The Royal Swedish Academy of Sciences announced today that it has decided to award the 2023 Nobel Prize in Physics to American scientist Pierre Agostini, German scientist Ferenc Krausz, and Swedish scientist Anne L’Huillier for “experimental methods of generating attosecond light pulses for the study of electron dynamics in matter.”
Image source: Nobel Prize Committee official website
[List of Nobel Prize winners in physics in recent years]
In 2022, the Nobel Prize in Physics will be awarded to French physicist Alain Aspect, American theoretical and experimental physicist John F. Clauser, and Austrian scientist Anton Zeilinger in recognition of their contributions to quantum information science research.
In 2021, Japanese-American scientist Syukuro Manabe and German scientist Klaus Hasselmann shared the 2021 Nobel Prize in Physics with Italian scientist Giorgio Parisi for their pioneering contributions to our understanding of complex physical systems.
In 2020, British scientist Roger Penrose shared the 2020 Nobel Prize in Physics for proving that black holes are a direct result of Einstein's general theory of relativity. German scientist Reinhard Genzel and American scientist Andrea Ghez discovered supermassive objects in the center of the Milky Way.

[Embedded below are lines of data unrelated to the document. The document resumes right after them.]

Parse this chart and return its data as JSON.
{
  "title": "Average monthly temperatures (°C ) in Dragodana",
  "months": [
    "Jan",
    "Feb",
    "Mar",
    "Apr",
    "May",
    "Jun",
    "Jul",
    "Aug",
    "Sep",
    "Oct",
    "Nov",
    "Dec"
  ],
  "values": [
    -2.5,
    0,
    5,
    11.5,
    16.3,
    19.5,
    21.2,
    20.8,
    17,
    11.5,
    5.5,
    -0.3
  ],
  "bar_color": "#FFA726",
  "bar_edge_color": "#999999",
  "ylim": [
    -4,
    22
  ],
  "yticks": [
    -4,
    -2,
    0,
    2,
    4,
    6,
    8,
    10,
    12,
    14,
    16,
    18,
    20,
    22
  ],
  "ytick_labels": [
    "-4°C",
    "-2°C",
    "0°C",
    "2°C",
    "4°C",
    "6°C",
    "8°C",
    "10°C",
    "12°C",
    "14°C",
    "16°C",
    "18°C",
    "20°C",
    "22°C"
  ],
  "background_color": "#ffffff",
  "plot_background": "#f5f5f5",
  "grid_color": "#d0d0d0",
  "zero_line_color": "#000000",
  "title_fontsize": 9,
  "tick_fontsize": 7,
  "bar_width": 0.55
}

In 2019, American scientist James Peebles and Swiss scientists Michel Mayor and Didier Queloz were awarded the 2019 Nobel Prize in Physics for their contributions to our understanding of the evolution of the universe and the Earth's place in the universe.
In 2018, for their breakthrough inventions in the field of laser physics, American Bell Labs scientist Arthur Ashkin, who invented optical tweezers, Gérard Mourou, a scientist at Ecole Polytechnique in Paris, France, who invented chirped pulse amplification technology (CPA), and Donna Strickland, a scientist at the University of Waterloo in Canada, were awarded the 2018 Nobel Prize in Physics.
In 2017, American scientists Rainer Weiss, Barry Barish and Kip Thorne were awarded the 2017 Nobel Prize in Physics for their decisive contributions to the LIGO detector (Laser Interferometer Gravitational Wave Observatory) and gravitational wave detection.
In 2016, scientists David Solis, Duncan Haldane, and Michael Kosterlitz, all born in the United Kingdom and working at three different universities in the United States, were awarded the 2016 Nobel Prize in Physics for their theoretical discoveries in topological phase transitions and topological phases of matter.